Очнулся на полу в избе, русской наверное (в красном углу оклады чисто православные, без малейшего униатства), кто-то храпит на полатях, калики за столом, в кружок, слабый огонек коптилки (приспособили ружейный патрон), тени почему-то не отбрасывает (опять, Господи… Не то сон, не то – что…), разговор едва слышный, сразу же бросил в пот. «Ахвицер». – «А я говорю – ерунда». – «В любом случае нужно уходить». – «Ваня, ты шутишь! Мало ли чего при ем? К кому идеть?» – «Что ты предлагаешь?» – «Мы разведчики или манная каша?» – «Спятил… Он может услышать». – «Ну все. Я его кончаю». – «Только не стрелять…» Ну как опознали, как? Что увидели? На чем засекли? Нет времени думать – вон он ножиком уже сверкнул. Прости меня, Господи…
Выстрелил, выстрелил, выстрелил – они попадали будто карточный домик, никто и не ойкнул. С полатей свесилась баба в платке (или простоволосая?), закикала: кик, кик, кик (да ведь это она икает – от страха, дура, проикается и заголосит), – и снова выстрелил, баба свесилась, длинные волосы достали пола (значит – не в платке была), потом мальчишка спрыгнул, пополз к двери: «Не надо, дяденька, никому про вас не скажу», – мальчишка лет двенадцати, а что поделаешь, разве можно отпустить? На свою жизнь уже давно плюнул, а на дело – нельзя.
Выстрела не услышал, только заскребли ногти по двери и упали руки…

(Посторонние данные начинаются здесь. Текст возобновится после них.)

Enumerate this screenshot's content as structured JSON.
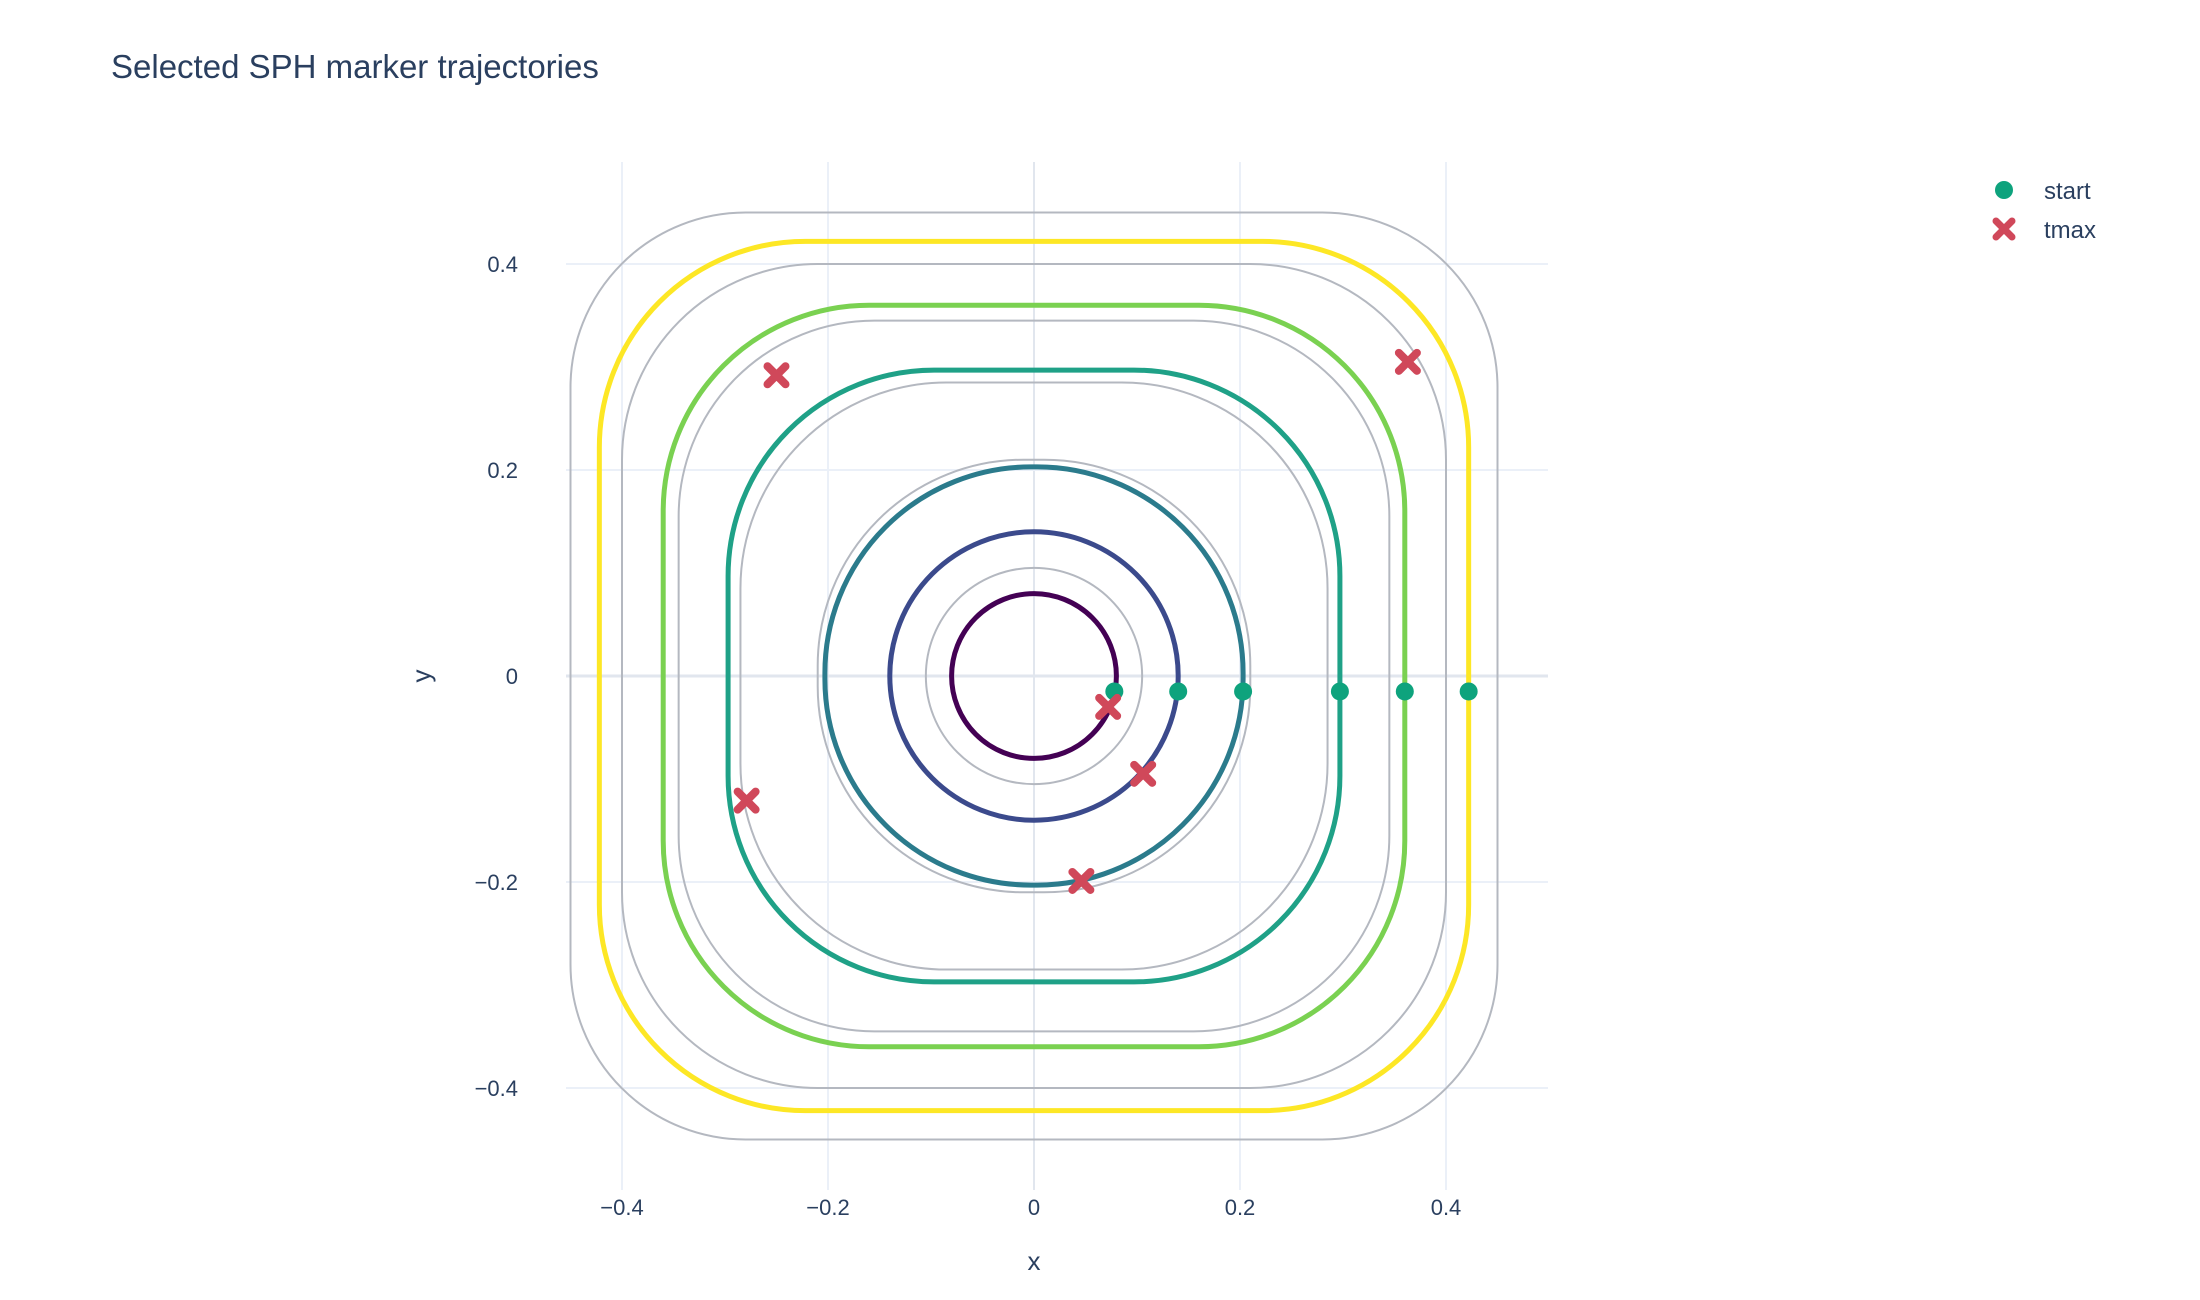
{
  "chart_data": {
    "type": "scatter",
    "title": "Selected SPH marker trajectories",
    "xlabel": "x",
    "ylabel": "y",
    "xlim": [
      -0.5,
      0.5
    ],
    "ylim": [
      -0.5,
      0.5
    ],
    "x_ticks": [
      {
        "value": -0.4,
        "label": "−0.4"
      },
      {
        "value": -0.2,
        "label": "−0.2"
      },
      {
        "value": 0,
        "label": "0"
      },
      {
        "value": 0.2,
        "label": "0.2"
      },
      {
        "value": 0.4,
        "label": "0.4"
      }
    ],
    "y_ticks": [
      {
        "value": 0.4,
        "label": "0.4"
      },
      {
        "value": 0.2,
        "label": "0.2"
      },
      {
        "value": 0,
        "label": "0"
      },
      {
        "value": -0.2,
        "label": "−0.2"
      },
      {
        "value": -0.4,
        "label": "−0.4"
      }
    ],
    "grid": true,
    "legend_position": "top-right",
    "reference_contours": [
      {
        "half_width": 0.105,
        "corner_radius": 0.105
      },
      {
        "half_width": 0.21,
        "corner_radius": 0.2
      },
      {
        "half_width": 0.285,
        "corner_radius": 0.2
      },
      {
        "half_width": 0.345,
        "corner_radius": 0.19
      },
      {
        "half_width": 0.4,
        "corner_radius": 0.19
      },
      {
        "half_width": 0.45,
        "corner_radius": 0.17
      }
    ],
    "contour_color": "#b4b8c0",
    "trajectories": [
      {
        "half_width": 0.08,
        "corner_radius": 0.08,
        "color": "#440154",
        "start": [
          0.078,
          -0.015
        ],
        "tmax": [
          0.072,
          -0.03
        ]
      },
      {
        "half_width": 0.14,
        "corner_radius": 0.14,
        "color": "#3b4a8c",
        "start": [
          0.14,
          -0.015
        ],
        "tmax": [
          0.106,
          -0.095
        ]
      },
      {
        "half_width": 0.203,
        "corner_radius": 0.2,
        "color": "#2b7b8c",
        "start": [
          0.203,
          -0.015
        ],
        "tmax": [
          0.046,
          -0.199
        ]
      },
      {
        "half_width": 0.297,
        "corner_radius": 0.2,
        "color": "#1fa187",
        "start": [
          0.297,
          -0.015
        ],
        "tmax": [
          -0.279,
          -0.121
        ]
      },
      {
        "half_width": 0.36,
        "corner_radius": 0.2,
        "color": "#7ad151",
        "start": [
          0.36,
          -0.015
        ],
        "tmax": [
          -0.25,
          0.292
        ]
      },
      {
        "half_width": 0.422,
        "corner_radius": 0.2,
        "color": "#fde725",
        "start": [
          0.422,
          -0.015
        ],
        "tmax": [
          0.363,
          0.305
        ]
      }
    ],
    "series": [
      {
        "name": "start",
        "color": "#0ea37d",
        "marker": "circle"
      },
      {
        "name": "tmax",
        "color": "#d0485a",
        "marker": "x"
      }
    ]
  }
}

И снова степь на все четыре стороны, и ноги несли, или не чувствовал их? Сейчас бы к Максиму, милое дело, и Плевицкая – свечи горят, две гитары плачут, и слова, слова – в самое сердце:
Замела, замела-завалила
Все святое родное пурга.
И слепая, жестокая сила…
И как смерть неживые снега.
Только это позже, лет, эдак, через пять.
А пока вот такие стихи:
На заплеванном дворе
При веселой детворе
Расстреляли поутру
Молодого кенгуру…
Родители… Мама приходила вечером, поправляла одеяло, гладила по щеке, утром отец приглашал в кабинет: «Кадет Дебольцов, какова цель жизни?» – «Разумное, доброе, вечное. Если буду бороться – будут новая земля и новое небо, и времени уже не будет». Он брал на руки и вглядывался в лицо: «Твори желаемое и веруй в невидимое. Служи государю. Люби свой народ. И помни, что православие, самодержавие и народность спасут Россию во все времена».
Имение в Луге. От городка в девяти верстах озеро и деревня родовая – теперь уже не наследственная, и церковь и склеп под приалтарным спудом. Там – деды и прадеды. Если еще не выбросили…
Председатель Северной коммуны Зиновьев приказал бросить священные тела русских императоров и великих князей в Неву. (Ах, это позже, намного позже, сейчас же надо добраться до Омска, в Сибирь. Там спаситель, мессия. Он спасет всех.)
И вот – Москва. Белокаменная, златоглавая, кривая (тут надо бы вспомнить, как оказался, дополз, достиг. Но нет… Обрывки, сумятица. Щирые украинцы-петлюровцы, что ли? Черт их разберет, жовто-блакитных. «Мы все больше из Совдепии фицеров примаем, га?» – «А мне в Совдепию». – «Брешешь?» – «Святой истинный крест!» – «Пане хорунжий, це дило?» Почему-то пропустили. Потом – длинная и долгая «проверка» в «ЧК». «Белый?» – «Сам по себе». – «Не-е…» – «Почему, собственно?» – «Говоришь-то как? Интеллигхенция… А она уся – белая…» Снова отпустили).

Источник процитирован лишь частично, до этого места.